First we will load the needed libraries to make the comparisons:
# load all needed libraries
library(ggplot2, quietly = TRUE)
library(knitr, quietly = TRUE)
Creating 40 random exponential distribution values for 1000 simulations. The instructions give the lambda = 0.2:
# set the seed to make the work reproducible
set.seed(1010)
# set the variables as the instructions tell
simulations <- 1000
n <- 40
lambda <- 0.2
# create the exponential distribution simulation
simu <- data.frame(matrix(rexp(simulations * n, rate = lambda), simulations, n))
means <- apply(simu, 1, mean)
# create a histogram to show the results of the simulation
hist(means, main = "Exponential Distribution Histogram",
xlab = "Means", ylab = "Count", col = "gray",
xlim = c(2,9))
# Calculate the theorical mean and variance and the simulation mean and variance
theorical_mean <- round(1 / lambda, 3)
theorical_sd <- round((1/lambda)/sqrt(n), 3)
theorical_variance <- round(theorical_sd ^ 2, 3)
simu_mean <- round(mean(means), 3)
simu_sd <- round(sd(means), 3)
simu_variance <- round(var(means), 3)
After the simulation we can compare:
The theorical mean is : 5 The simulation mean is: 5.025
The theorical standard deviation is : 0.791 The simulation standard deviation is: 0.773
The theorical variance is : 0.626 The simulation variance is: 0.597
As we can see, all the values are pretty close to each other, concluding that the central limit theorem is valid.

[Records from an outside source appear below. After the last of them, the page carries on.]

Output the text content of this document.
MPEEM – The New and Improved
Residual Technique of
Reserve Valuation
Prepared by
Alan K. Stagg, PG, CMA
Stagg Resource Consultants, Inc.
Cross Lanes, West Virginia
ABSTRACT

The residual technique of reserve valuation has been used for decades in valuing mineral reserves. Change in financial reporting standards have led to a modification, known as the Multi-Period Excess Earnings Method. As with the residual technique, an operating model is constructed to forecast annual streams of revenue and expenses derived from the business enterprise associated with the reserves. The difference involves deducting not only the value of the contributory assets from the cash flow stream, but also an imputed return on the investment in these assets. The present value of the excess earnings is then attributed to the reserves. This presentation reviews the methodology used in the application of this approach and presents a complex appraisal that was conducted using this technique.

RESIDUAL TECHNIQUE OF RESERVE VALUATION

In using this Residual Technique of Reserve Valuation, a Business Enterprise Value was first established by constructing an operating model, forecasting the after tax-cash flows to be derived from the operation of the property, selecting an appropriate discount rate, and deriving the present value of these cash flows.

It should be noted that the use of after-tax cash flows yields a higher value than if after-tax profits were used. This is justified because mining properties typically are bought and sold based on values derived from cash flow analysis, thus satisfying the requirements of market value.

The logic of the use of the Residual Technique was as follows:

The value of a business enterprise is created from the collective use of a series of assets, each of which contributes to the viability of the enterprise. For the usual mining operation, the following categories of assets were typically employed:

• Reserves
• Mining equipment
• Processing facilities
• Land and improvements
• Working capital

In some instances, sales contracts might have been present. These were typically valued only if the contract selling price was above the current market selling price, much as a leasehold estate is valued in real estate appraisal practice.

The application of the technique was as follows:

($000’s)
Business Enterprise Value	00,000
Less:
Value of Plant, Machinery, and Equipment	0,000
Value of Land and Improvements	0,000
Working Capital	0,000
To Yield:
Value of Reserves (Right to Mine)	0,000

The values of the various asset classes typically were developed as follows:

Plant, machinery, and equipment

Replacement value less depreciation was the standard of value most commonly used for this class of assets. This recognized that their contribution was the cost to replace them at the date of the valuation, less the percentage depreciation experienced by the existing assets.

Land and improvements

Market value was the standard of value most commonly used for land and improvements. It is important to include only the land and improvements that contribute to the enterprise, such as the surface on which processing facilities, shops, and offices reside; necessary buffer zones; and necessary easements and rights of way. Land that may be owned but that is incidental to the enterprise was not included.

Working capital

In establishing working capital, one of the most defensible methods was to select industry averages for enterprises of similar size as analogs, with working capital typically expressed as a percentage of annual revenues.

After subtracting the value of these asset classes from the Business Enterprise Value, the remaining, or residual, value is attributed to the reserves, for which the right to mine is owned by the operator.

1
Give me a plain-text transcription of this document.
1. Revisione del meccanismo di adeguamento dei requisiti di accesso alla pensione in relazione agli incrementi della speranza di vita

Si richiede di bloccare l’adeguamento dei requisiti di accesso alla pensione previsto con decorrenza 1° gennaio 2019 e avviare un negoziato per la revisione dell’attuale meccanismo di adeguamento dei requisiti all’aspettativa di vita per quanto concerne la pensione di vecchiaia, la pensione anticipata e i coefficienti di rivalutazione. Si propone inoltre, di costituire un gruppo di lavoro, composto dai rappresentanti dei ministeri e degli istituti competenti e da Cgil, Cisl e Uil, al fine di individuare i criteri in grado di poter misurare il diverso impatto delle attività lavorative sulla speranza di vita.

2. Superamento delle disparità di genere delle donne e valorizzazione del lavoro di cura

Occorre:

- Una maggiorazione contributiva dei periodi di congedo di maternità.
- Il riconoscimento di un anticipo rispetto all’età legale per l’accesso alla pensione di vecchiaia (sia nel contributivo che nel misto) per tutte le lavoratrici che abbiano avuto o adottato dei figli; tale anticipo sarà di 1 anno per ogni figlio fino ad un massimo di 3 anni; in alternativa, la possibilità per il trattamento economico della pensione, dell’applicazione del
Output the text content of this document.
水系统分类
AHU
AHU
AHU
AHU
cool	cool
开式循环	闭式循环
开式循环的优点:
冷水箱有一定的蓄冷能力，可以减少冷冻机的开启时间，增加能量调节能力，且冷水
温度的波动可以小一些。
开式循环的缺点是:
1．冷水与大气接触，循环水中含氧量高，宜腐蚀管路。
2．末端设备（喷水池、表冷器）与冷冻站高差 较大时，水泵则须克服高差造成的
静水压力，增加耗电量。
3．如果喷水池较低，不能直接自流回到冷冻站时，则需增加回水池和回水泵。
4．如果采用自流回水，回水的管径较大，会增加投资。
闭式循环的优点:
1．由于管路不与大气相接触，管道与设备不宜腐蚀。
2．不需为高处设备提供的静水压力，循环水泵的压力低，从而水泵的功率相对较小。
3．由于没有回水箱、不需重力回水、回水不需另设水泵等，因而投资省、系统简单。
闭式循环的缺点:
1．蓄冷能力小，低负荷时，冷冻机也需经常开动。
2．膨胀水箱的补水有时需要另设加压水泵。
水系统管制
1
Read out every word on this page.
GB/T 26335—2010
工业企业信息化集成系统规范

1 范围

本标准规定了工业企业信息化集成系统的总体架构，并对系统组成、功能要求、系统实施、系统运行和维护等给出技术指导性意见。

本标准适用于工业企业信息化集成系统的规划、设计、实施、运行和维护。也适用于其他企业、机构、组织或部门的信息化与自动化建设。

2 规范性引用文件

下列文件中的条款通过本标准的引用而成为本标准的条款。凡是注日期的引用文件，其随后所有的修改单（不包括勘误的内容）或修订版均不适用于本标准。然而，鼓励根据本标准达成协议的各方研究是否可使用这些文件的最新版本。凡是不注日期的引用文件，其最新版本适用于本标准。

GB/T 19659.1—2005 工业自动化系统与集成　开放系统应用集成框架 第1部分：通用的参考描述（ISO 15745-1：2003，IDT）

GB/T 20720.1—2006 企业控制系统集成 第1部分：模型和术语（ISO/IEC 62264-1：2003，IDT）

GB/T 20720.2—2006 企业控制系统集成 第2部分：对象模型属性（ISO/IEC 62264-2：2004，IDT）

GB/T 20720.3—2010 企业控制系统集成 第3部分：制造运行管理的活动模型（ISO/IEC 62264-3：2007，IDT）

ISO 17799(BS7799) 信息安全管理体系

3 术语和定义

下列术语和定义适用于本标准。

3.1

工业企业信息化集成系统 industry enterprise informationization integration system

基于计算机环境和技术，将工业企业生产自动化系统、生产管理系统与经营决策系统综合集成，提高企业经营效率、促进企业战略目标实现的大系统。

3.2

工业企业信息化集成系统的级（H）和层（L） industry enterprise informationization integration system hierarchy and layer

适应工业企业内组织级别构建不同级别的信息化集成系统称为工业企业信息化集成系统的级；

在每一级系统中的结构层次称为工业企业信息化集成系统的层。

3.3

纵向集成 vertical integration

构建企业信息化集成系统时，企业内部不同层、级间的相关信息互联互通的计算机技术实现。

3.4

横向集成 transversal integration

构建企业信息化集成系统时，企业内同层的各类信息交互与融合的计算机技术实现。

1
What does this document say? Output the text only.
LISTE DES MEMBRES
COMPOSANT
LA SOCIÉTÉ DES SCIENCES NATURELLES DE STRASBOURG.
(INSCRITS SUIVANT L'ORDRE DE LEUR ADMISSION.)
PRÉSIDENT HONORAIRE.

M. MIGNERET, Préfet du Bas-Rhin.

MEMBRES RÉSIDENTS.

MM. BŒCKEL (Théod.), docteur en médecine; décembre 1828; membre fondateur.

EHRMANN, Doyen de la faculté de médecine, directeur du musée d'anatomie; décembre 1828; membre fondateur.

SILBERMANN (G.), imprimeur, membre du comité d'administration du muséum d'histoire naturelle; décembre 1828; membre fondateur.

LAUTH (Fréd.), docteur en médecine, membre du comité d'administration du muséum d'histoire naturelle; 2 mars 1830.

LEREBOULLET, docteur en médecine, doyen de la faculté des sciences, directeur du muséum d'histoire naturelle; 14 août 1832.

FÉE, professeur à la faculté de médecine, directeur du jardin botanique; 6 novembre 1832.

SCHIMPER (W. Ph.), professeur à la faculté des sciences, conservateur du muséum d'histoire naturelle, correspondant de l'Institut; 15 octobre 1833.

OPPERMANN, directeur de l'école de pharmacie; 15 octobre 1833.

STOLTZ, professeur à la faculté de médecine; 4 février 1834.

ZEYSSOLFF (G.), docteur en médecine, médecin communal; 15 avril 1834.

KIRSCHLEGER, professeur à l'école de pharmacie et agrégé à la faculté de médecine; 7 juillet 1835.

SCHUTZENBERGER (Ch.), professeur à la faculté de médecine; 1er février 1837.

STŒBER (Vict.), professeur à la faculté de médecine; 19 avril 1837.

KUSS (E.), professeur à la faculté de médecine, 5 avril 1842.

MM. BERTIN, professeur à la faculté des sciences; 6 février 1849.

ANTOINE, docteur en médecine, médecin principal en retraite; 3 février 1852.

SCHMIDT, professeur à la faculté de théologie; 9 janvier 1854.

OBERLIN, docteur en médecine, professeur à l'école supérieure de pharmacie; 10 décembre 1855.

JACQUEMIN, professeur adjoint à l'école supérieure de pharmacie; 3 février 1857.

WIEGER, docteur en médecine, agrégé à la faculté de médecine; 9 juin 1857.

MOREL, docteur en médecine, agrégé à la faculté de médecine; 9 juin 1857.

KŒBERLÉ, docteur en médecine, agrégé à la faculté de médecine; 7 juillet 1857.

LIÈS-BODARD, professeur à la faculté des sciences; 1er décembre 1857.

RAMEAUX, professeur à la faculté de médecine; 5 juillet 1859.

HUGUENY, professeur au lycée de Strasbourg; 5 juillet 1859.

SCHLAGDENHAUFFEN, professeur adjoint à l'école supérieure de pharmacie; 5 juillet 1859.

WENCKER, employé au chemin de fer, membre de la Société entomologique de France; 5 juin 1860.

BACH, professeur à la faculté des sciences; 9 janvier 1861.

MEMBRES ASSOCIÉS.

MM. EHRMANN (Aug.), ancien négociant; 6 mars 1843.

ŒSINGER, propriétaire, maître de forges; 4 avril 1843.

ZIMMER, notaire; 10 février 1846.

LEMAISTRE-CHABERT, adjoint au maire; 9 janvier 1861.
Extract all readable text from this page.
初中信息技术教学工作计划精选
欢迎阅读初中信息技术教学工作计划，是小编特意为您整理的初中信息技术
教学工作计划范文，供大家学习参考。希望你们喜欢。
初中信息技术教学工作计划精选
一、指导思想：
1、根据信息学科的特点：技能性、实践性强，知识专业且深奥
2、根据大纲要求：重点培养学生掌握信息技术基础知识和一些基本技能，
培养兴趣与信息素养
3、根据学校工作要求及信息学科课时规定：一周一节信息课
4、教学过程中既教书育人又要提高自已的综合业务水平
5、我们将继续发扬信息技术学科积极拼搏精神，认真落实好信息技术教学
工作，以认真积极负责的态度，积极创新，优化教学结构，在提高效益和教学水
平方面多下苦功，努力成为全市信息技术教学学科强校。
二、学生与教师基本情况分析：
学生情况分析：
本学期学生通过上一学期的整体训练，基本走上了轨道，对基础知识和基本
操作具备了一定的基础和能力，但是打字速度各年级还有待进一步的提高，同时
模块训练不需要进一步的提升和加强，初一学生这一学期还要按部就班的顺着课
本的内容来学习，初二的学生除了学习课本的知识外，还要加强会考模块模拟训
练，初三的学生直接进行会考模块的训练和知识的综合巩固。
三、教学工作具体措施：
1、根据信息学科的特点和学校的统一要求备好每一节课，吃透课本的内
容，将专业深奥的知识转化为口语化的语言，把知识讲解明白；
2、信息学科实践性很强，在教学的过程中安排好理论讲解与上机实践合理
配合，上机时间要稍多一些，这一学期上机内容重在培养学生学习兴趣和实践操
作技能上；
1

# Make a plot to visually compare the differences:
hist(means, main = "Exponential Distribution Histogram (Theorical x Simulation Means)", xlab = "Means", ylab = "Count", col = "gray", xlim = c(2,9))
abline(v = theorical_mean, lwd = 2, col = "red")
abline(v = simu_mean, lwd = 2, col = "blue")
legend("topright", legend = c("Theorical Mean","Simulation Mean"),
col = c("red","blue"), lty = c(1,1))
Now we can compare the normal distribution to the exponential distribution:
set.seed(1010)
# Make the histogram with probabilities
hist(means, main = "Exponential Distribution Histogram Probabilities",
xlab = "Means", ylab = "Probabilities", col = "gray", prob = TRUE,
ylim = c(0.0, 0.55))
lines(density(means), col = "blue")
# Create 1000 normal random values and plot the line
normal_values <- rnorm(n = 1000, sd = simu_sd, mean = simu_mean)
lines(density(normal_values), col = "red")
legend("topright", legend = c("Exponential Distribution", "Normal Distribution"),
col = c("blue","red"), lty=c(1,1))
As we can see, the exponential distribution is pretty close to the normal distribution.